Rod (center, orange jacket) poses with members of his extended family at the top of Stone Mountain in Georgia.

TeamUP co-captain Rod Fulmer has been living with FSHD (Facioscapulohumeral Muscular Dystrophy) for many years, a genetic condition that many members of his immediate family also lived with. FSHD currently affects more than 800,000 people worldwide, but that number could be higher, as the disease often goes under- or mis-diagnosed. We checked in with Rod to hear first-hand what his experiences with FSHD have been like, how it affects his life and how others living with FSHD or mobility challenges can find the strength to live their best life on their own terms.

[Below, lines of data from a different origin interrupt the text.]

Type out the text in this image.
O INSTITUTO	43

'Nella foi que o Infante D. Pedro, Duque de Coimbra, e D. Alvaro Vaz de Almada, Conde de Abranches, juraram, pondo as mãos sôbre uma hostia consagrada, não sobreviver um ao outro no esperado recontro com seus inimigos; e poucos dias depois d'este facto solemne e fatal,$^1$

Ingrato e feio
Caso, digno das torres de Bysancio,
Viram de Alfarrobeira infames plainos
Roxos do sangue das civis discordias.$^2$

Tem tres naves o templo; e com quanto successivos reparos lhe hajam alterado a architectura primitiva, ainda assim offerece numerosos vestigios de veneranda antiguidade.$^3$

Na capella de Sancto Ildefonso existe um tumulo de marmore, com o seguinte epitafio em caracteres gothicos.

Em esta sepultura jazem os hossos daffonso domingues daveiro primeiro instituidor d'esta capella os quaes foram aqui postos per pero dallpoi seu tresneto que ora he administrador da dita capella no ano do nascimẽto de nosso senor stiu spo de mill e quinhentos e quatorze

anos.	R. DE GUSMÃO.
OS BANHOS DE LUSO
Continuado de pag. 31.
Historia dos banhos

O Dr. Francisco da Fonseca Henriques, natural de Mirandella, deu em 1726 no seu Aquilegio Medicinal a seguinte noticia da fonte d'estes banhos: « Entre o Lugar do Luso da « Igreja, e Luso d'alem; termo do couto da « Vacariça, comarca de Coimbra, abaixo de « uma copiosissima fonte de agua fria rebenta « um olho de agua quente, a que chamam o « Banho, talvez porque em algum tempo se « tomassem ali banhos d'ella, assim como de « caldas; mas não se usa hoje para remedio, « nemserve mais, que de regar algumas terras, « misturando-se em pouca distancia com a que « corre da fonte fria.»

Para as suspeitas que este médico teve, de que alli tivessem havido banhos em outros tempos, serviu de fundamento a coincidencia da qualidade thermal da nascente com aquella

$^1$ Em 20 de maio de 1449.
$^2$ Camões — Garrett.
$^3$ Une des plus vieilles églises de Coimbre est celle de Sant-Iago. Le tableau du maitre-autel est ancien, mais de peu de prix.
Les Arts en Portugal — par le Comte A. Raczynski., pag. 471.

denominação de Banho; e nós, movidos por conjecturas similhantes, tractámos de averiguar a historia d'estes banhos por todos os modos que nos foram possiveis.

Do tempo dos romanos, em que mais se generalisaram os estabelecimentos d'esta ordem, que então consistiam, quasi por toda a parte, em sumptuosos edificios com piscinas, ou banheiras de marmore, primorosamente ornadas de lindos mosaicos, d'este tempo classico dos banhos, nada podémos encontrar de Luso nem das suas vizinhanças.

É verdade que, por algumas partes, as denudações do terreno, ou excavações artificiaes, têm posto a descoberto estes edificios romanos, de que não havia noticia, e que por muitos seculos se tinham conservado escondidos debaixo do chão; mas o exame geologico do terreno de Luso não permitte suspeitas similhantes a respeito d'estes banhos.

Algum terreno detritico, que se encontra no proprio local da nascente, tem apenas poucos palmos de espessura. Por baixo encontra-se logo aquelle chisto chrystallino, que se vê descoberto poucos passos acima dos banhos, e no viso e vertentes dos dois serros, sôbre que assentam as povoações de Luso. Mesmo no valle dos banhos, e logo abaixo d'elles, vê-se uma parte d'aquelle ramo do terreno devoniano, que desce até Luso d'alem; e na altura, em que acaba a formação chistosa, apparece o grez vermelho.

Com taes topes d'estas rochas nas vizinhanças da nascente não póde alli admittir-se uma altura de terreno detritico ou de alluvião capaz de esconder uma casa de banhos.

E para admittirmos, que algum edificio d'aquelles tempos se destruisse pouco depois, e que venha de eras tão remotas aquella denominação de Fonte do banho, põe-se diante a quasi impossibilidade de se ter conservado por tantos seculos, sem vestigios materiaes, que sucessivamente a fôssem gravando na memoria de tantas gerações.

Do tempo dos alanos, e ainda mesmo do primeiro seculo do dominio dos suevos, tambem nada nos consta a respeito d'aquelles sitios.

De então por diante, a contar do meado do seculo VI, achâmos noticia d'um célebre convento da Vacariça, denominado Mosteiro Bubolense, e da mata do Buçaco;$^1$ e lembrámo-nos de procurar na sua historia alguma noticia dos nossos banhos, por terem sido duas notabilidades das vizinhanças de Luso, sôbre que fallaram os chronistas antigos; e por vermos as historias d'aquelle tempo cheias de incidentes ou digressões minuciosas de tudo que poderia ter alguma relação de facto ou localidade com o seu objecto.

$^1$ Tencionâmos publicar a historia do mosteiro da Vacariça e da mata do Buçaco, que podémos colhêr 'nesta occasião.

1. Can you explain what FSHD is and how it affects your life?

FSHD is a rare condition, but it is the most common form of MD. FSHD affects people in varying degrees. FSHD affects both men and women and most start out in life with a normal childhood with very little limitations. In early teenage years, the weakening of the arms, legs, torso and facial muscles begin. FSHD can progress very slowly and then at times you may have a rapid decline of strength. Some people living with FSHD are in wheelchairs before adulthood. 

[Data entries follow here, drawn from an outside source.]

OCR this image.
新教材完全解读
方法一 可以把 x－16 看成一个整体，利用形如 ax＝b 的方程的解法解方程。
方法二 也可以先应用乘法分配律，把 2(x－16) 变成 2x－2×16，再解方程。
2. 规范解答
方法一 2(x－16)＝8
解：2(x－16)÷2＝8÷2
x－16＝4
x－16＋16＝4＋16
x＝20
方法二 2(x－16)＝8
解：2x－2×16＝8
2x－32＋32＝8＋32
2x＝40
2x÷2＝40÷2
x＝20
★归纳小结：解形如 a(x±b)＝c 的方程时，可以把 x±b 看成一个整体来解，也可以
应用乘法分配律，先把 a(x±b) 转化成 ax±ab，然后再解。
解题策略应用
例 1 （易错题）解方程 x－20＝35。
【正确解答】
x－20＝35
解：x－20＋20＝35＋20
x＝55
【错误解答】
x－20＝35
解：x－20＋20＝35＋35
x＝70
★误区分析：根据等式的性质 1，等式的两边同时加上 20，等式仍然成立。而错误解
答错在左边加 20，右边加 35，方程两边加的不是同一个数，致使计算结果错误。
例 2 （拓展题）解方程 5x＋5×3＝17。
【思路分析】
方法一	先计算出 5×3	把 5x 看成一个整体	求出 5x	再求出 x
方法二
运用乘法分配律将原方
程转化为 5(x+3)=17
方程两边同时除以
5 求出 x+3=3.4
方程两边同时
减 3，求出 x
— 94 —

2. What is the one thing you’d like the general public to know or understand about FSHD?

Although we don’t walk or move exactly normal most people don’t realize the weaknesses we have (not even family). It’s hard picking up a large drink much less a gallon of milk. Stairs and curbs are hard to maneuver. FSHD also affects the muscles in my face, which can make it harder to smile. That means sometimes people might think I’m annoyed or unhappy—but really I’m smiling on the inside! This makes having FHSD a true lesson in patience.

3. Are you involved with any FSHD-related groups or organizations? How so?

I am involved with the FSH Society and was instrumental in getting a chapter started here in Atlanta. For many years I was active with the MDA but later realized the FSH Society is a grassroots organization of FSHD patients heavily involved with research.

4. How have your Allard AFOs helped with FSHD? What kinds of activities have they allowed you to do?

My Allard BlueROCKER® 2.0 braces have allowed me to walk much longer than I probably would have. And walk more normally without falling.

5. What would you say to other people living with FSHD or other mobility challenges?

Keep moving as long as you can, because there are things out there like AFO’s that help. Get in the water if you can: water allows me a full cardio workout. There is so much research going on that there may be a cure for what ails you, so you need to be ready and always on the lookout!